For proof that the Victorians weren't all prudish, we have only to look at this charming risque Valentine, with a little boy in a classic turn-of-the-century sailor suit lighting a fire under a fellow's floral thermometer.
The French have many real photo montage postcards devoted to romance, including this thermometer surrounded by tinted images of flowers and descriptions of the intensity of love as the lovers' temperature rises. I especially like the hottest designation - Crazy Love!
Not only the French saw fit to illustrate the rising interest in a romantic couple with a thermometer. Here's an example of Love's Thermometer from a fun series with differing images for each level of passion. This is WARM...you can see the other levels on the thermometer from FREEZING to BLOOD HEAT at 100 degrees.

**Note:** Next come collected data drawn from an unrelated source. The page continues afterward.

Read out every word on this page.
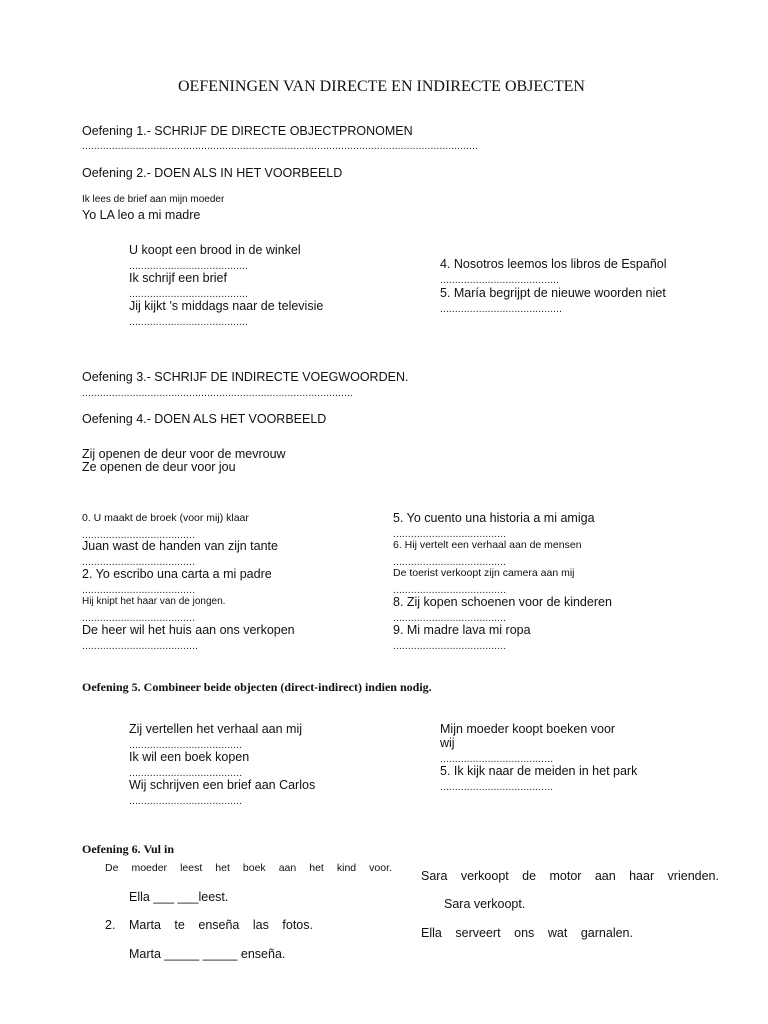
OEFENINGEN VAN DIRECTE EN INDIRECTE OBJECTEN
Oefening 1.- SCHRIJF DE DIRECTE OBJECTPRONOMEN
.....................................................................................................................................
Oefening 2.- DOEN ALS IN HET VOORBEELD
Ik lees de brief aan mijn moeder
Yo LA leo a mi madre
U koopt een brood in de winkel
........................................
Ik schrijf een brief
........................................
Jij kijkt ’s middags naar de televisie
........................................
4. Nosotros leemos los libros de Español
........................................
5. María begrijpt de nieuwe woorden niet
.........................................
Oefening 3.- SCHRIJF DE INDIRECTE VOEGWOORDEN.
...........................................................................................
Oefening 4.- DOEN ALS HET VOORBEELD
Zij openen de deur voor de mevrouw
Ze openen de deur voor jou
0. U maakt de broek (voor mij) klaar
......................................
Juan wast de handen van zijn tante
......................................
2. Yo escribo una carta a mi padre
......................................
Hij knipt het haar van de jongen.
......................................
De heer wil het huis aan ons verkopen
.......................................
5. Yo cuento una historia a mi amiga
......................................
6. Hij vertelt een verhaal aan de mensen
......................................
De toerist verkoopt zijn camera aan mij
......................................
8. Zij kopen schoenen voor de kinderen
......................................
9. Mi madre lava mi ropa
......................................
Oefening 5. Combineer beide objecten (direct-indirect) indien nodig.
Zij vertellen het verhaal aan mij
......................................
Ik wil een boek kopen
......................................
Wij schrijven een brief aan Carlos
......................................
Mijn moeder koopt boeken voor
wij
......................................
5. Ik kijk naar de meiden in het park
......................................
Oefening 6. Vul in
De moeder leest het boek aan het kind voor.
Ella ___ ___leest.
2. Marta te enseña las fotos.
Marta _____ _____ enseña.
Sara verkoopt de motor aan haar vrienden.
Sara verkoopt.
Ella serveert ons wat garnalen.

PRICE ESTIMATES: Prices on these postcards are very reasonable, and theme collections can be a lot of fun to build as they offer great variety. Some people collect specific animals (dogs, cats, horses and frogs are popular) and a theme can be whatever catches your fancy. At postcard shows we have met people who collect postcards of Volkswagens and buyers who collect images of people vomiting (no kidding). I once met a lady who collected children-with-umbrella images. My daughter has a spectacular mail-theme collection. All you need to do is pick a subject and get started - happy hunting!